垣内玲

Kakiuchi Rei

1969 大阪府生まれ
Born in Osaka

1994 京都精華大学テキスタイルデザイン科卒
Kyoto Seika University, Textile Design

1995 ギャラリー16(京都)
Galeria 16, Kyoto, Japan

1999 ギャラリーOU(大阪)
Galeria ou, Osaka, Japan

2005 個展「she said repeat after me」 サイギャラリー(大阪)
Solo Exhibition “she said repeat after me” SAI gallery, Osaka, Japan

2006 「ドローイングと…」 サイギャラリー(大阪)
“Drawing and…” SAI gallery, Osaka, Japan

個展「Master Slave Control」 サイギャラリー(大阪)
Solo Exhibition “Master Slave Control” SAI gallery, Osaka, Japan

2011 個展「Except Rules」 サイギャラリー(大阪)
Solo Exhibition “Except Rules” SAI gallery, Osaka, Japan

2012 「Tattoo City」 キャスルフィールドギャラリー(マンチェスター)
“Tattoo City” Castlefild Gallery, Manchester UK

2013 ダッチ アート インスチテュート(オランダ)(Master of Fine Art)
Dutch Art Institute, Arnhem The Netherlands (Master of Fine Art)

「Making Use」 ヴァンアッベ美術館(オランダ)
“Making Use” The Van Abbe Museum, Eindhoven The Netherlands

“DAI Istanbul” Galata Fotografhanesi Fotograf Akademisi(イスタンブール/トルコ)
“DAI istanbul” Galata Fotografhanesi Fotograf Akademisi, Istanbul Turkey

個展「Is Technology a Spectrum of Intimacy?」 ガレリアヘロルド(ブレーメン/ドイツ)
Solo Exhibition “Is Technology a Spectrum of intimacy?」 Galerie Herold, Bremen Germany

2014 個展「Is Technology a Spectrum of intimacy? vol.2」 サイギャラリー(大阪)
Solo Exhibition “Is Technology a Spectrum of intimacy? vol.2” SAI gallery, Osaka Japan

「Free Cinema」 W139(アムステルダム/オランダ)
“Free Cinema” W139, Amsterdam The Netherlands

2015 オランダ ロッテルダム市 芸術家協会助成
Ontwikkeling en Onderzoekssubsidies, CBK Rotterdam

「フィンガーキャップ」 クンストラーハウス ドルトムント(ドイツ)
“Finger Cap” Kunstlerhaus Dortmund, Germany

推薦文

推薦者:西元洋子(ギャラリスト サイギャラリー主宰)

垣内玲は、「トレース」・「在―不在」をテーマに主体性の有無を考察した作品を制作しています。

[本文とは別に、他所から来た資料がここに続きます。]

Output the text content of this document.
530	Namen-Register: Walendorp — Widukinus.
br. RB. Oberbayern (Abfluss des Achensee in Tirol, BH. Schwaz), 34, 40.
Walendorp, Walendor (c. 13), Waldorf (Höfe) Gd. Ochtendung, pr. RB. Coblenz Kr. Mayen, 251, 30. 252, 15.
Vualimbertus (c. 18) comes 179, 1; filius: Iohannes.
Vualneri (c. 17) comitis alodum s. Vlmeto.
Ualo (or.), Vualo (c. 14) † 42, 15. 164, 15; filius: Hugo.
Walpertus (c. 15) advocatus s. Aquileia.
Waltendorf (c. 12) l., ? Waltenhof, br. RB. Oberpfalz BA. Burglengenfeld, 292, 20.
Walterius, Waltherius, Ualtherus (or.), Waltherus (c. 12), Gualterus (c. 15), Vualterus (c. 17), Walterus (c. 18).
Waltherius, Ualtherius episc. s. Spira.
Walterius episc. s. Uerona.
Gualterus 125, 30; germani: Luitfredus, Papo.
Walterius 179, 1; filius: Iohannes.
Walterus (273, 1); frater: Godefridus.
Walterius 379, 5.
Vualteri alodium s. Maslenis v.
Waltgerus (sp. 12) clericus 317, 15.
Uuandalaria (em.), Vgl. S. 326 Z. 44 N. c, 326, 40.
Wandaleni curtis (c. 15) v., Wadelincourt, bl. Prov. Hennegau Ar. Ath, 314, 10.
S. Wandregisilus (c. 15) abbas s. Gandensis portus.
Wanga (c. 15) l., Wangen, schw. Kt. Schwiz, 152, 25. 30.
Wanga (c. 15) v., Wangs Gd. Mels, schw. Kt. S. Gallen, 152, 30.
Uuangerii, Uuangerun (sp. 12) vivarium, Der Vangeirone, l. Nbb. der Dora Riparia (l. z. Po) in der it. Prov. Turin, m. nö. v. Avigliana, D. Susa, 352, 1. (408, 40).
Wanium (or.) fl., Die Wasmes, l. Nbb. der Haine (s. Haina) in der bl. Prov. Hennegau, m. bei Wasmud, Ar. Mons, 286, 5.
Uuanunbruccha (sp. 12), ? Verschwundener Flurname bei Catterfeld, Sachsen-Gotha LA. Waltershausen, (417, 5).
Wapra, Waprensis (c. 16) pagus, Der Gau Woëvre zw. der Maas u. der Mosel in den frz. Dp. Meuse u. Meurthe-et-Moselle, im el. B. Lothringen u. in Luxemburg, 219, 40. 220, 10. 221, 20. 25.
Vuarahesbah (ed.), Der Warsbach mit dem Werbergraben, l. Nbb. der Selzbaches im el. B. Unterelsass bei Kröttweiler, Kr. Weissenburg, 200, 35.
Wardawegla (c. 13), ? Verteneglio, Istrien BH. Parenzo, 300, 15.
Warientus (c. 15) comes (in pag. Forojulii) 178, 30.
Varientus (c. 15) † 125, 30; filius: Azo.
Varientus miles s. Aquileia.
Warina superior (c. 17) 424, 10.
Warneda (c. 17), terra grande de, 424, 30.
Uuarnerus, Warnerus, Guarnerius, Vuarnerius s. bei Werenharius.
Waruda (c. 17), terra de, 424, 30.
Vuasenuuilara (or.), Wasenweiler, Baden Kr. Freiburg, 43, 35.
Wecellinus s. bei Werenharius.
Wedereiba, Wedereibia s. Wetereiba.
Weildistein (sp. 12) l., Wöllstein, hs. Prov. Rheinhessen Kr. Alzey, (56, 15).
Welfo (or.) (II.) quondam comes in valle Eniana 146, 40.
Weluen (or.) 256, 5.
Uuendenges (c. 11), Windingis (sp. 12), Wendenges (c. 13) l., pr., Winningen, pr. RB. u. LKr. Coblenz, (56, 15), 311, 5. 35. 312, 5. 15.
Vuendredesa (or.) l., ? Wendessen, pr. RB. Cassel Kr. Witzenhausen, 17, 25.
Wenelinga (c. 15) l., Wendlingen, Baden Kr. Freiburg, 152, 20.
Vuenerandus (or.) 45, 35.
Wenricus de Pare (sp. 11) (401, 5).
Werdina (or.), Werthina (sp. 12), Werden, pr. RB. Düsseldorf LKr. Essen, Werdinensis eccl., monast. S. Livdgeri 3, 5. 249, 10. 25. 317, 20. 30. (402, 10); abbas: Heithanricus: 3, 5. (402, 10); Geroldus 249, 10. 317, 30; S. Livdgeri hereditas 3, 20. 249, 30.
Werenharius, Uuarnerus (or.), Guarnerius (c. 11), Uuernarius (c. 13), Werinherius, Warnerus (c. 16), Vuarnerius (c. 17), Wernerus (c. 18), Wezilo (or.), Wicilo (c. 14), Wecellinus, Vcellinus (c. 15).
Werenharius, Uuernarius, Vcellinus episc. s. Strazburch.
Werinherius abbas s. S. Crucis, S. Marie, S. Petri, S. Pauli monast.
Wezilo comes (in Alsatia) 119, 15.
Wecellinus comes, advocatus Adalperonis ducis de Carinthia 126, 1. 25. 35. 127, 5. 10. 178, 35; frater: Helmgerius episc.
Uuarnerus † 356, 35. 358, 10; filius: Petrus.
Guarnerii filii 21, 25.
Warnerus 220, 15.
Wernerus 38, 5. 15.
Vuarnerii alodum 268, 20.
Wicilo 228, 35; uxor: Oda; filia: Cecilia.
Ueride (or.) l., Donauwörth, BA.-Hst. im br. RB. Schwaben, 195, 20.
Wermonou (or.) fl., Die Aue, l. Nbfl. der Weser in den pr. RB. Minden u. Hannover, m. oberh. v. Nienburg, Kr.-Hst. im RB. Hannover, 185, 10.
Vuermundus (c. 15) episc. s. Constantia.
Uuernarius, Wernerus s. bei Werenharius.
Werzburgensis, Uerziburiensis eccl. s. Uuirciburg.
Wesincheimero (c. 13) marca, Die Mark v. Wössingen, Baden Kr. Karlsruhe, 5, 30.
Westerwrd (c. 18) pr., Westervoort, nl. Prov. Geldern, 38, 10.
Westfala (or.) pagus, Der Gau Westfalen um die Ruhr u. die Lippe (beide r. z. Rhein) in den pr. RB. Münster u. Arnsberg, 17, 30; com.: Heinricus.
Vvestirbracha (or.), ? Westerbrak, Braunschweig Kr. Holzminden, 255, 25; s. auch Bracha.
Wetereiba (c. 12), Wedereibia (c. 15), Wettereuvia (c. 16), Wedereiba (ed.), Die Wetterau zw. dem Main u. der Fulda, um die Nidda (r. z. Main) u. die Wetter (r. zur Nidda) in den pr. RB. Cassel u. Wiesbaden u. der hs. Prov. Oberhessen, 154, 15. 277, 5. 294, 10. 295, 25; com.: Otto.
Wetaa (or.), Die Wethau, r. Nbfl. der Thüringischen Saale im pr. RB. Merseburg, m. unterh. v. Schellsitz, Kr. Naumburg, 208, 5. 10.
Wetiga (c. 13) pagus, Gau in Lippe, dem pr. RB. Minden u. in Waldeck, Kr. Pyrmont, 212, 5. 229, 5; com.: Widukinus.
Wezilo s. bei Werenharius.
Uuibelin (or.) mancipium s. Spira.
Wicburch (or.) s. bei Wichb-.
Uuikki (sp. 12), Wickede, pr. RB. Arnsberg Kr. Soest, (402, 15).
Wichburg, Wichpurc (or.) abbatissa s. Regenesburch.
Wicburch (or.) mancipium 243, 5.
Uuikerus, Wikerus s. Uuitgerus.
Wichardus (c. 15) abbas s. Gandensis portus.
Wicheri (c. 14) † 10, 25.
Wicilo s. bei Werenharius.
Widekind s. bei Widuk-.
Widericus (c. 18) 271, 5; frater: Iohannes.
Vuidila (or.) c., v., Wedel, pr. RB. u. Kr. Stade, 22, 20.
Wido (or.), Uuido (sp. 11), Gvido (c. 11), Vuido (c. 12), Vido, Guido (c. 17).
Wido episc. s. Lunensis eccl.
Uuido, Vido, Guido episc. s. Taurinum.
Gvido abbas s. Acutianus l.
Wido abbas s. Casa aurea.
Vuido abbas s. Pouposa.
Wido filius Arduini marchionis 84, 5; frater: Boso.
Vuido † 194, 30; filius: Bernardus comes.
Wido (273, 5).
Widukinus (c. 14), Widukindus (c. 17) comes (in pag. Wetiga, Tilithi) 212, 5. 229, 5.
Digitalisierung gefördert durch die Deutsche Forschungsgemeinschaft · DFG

過去に発表した作品では、制度・規則・作法などをトレースし、再解釈を試みています。人間は生まれた瞬間から、社会制度や知識で生きてゆく仕方をトレースし、世界を形成する事物をなぞり・反復をする。このことは、人間の在り方が版画的な一面を持つと言えることなのかも知れません。版のどちらが元の版(オリジナル)で、どちらが反復されたもの(コピー)なのか、主体はどちらに在るのか、オリジナルとコピーの互いが曖昧になり、主体は時に入れ替わり往復する。そのことに作家は主体の不確かな点滅状態を見出します。

点滅状態が表出したものとして、生物の擬態に眼を向けた作品も制作しています。擬態生物が示すだまし絵のごとき様態は、在(オリジナル)でありながら不在(コピー)でもあり、どちらかをはっきりさせることのない、在―不在が重なり合った点滅状態の存在と言えるのです。

また、“Study for satellites”と題された近作では、地球上空の軌道上に漂う、廃棄された人工衛星に興味を持ちます。宇宙空間を漂う廃棄された人工衛星は、理論上は不朽の可能性を持ちますが、それ故の“死”をも内包しています。「在―不在」あるいは「生―死」とも言い換えられる点滅状態を現す瞬間を抱えるその人工衛星は、在―不在を具現化した理想的な形のひとつである、と作家は捉えています。

立体・ドローイング・写真・映像そして木版などの要素から成り立つ今回の展示では、主体の欠落や在―不在の点滅が表象されます。作品は、視覚的でありながら、むしろ理論的・言語的なコラージュを主とした制作がなされています。一見、判然としづらい視覚的な繋がりを表出させるインスタレーション作品は、在―不在の点滅を見出す展示になることでしょう。